The Hocken family keep running as one of the men shoots a bird, which starts a fire that grows and spreads over the front deck with a few wooden boxes. Ted and Mary cover their two daughters as the fire touches the wooden box and starts to explode. A few men and Frank get blown into the air as they are hit by the huge explosion. The Hocken family get to a boat, discovering a swarm of seagulls on the coast. Mary and their two daughters get into the water while Ted flips the boat. Ted, Mary and Jill swim under the boat, where Mary discovers Joanna isn't with them. Ted finds Joanna and brings her back. The family stay under the boat, listening to the birds pecking on the boat, until they notice the swarm of birds flying away. The Hocken family smile at the flying birds in the sky.

==Cast==
- Brad Johnson as Ted Hocken
- Chelsea Field as Mary Hocken
- James Naughton as Frank Irvin
- Jan Rubes as Karl
- Tippi Hedren as Helen
- Stephanie Milford as Jill Hocken
- Megan Gallacher as Joanna Hocken
- Richard K. Olsen as Doc Rayburn

==Reception==
The television film received negative reviews. Ken Tucker of Entertainment Weekly panned the film, especially criticizing the writing and acting: "The actors in Birds II have little to do except widen their eyes in terror, and even that seems a daunting stretch" for Brad Johnson. He also commented on the fact that it was an Alan Smithee film, the pseudonym used when a director wants to disown the final film.

===Tippi Hedren's response===
Tippi Hedren, who starred as Melanie Daniels in the original film, returned in a supporting role as a different character named Helen. Hedren was disappointed that she did not have a larger part: "I wish that it was more than a cameo. I think they made a mistake by not doing that. But it has helped me to feed my lions and tigers". When asked what Alfred Hitchcock's opinion would have been, she answered: "I'd hate to think what he would say!" In a 2002 interview, Hedren described the film as "a horrible experience",
expanding on this response in a 2007 interview by stating: "It's absolutely horrible, it embarrasses me horribly."

==Home video==
The Birds II: Land's End was released on VHS and LaserDisc in the United States in 1994 by MCA/Universal Home Video and reissued on VHS in 1997 via GoodTimes Home Video. Because the film was so unpopular, it received a limited DVD release by Elephant Films in France, Prooptiki in Bulgaria (Limited to 500 copies), and by KSM in Germany.

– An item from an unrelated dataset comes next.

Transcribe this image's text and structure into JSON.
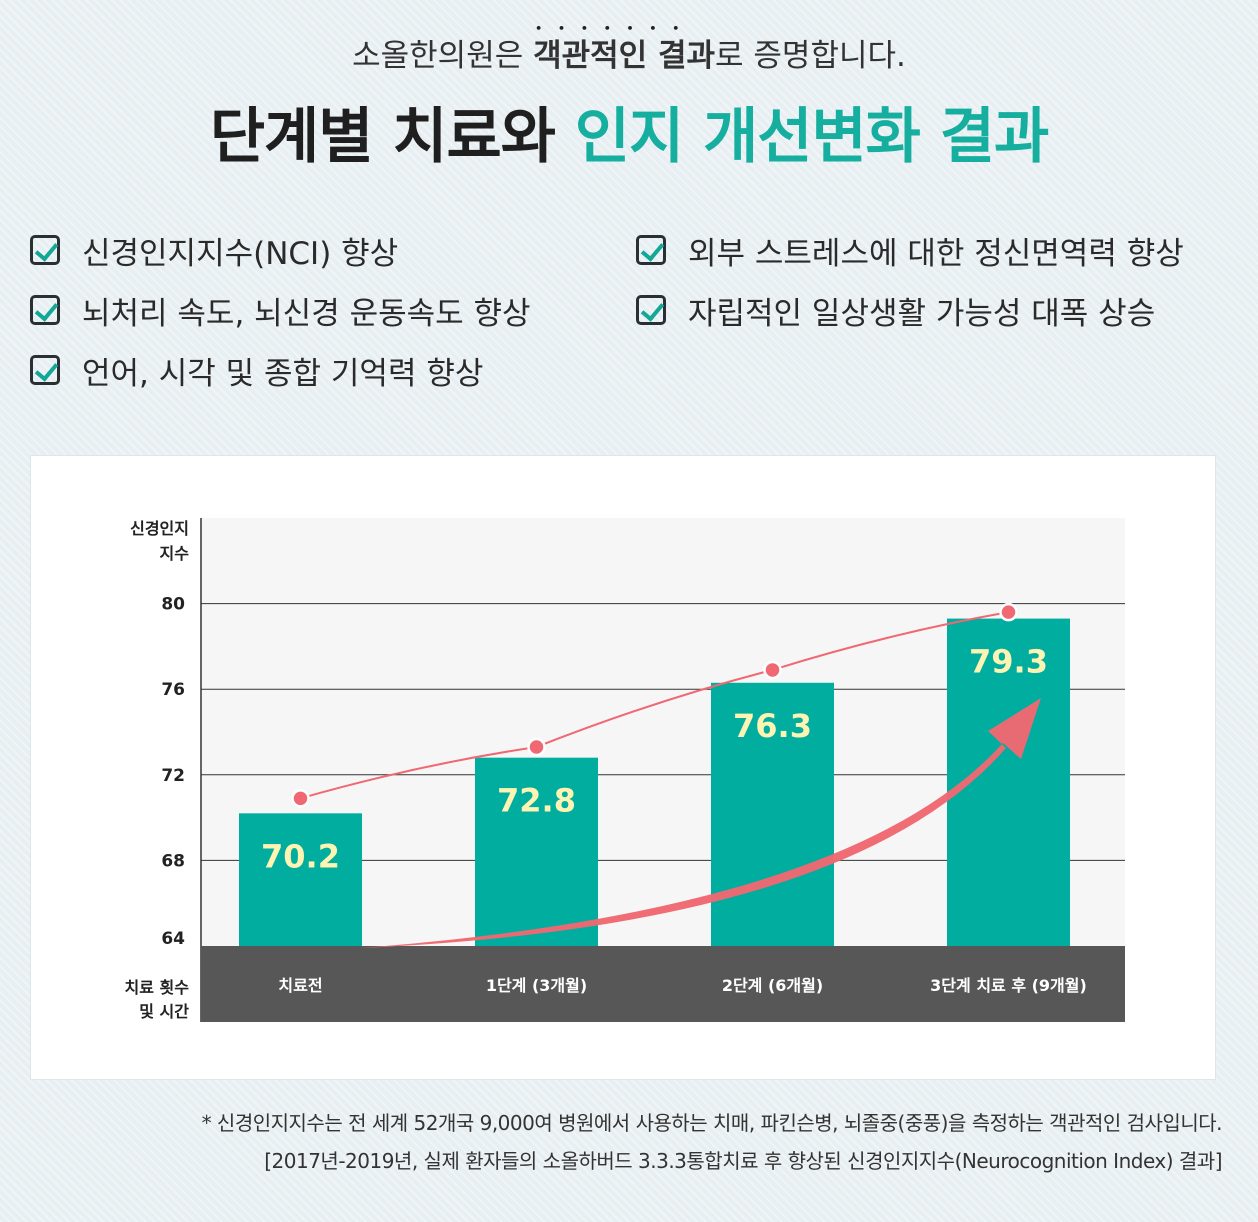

In August 2022, Vinegar Syndrome released a 2K restoration of the film scanned from the 35mm interpositive on Blu-ray. The Vinegar Syndrome release also contained all-new special features, including an audio commentary track with film historians Amanda Reyes and Sam Pancake, a one-hour making-of documentary, and interviews with composer Ron Ramin and production assistant Craig Edwards. The release was limited to 6,000 copies.

==In popular culture==
- The Birds II: Land's End was parodied as The Crows in the CBC sitcom Schitt's Creek.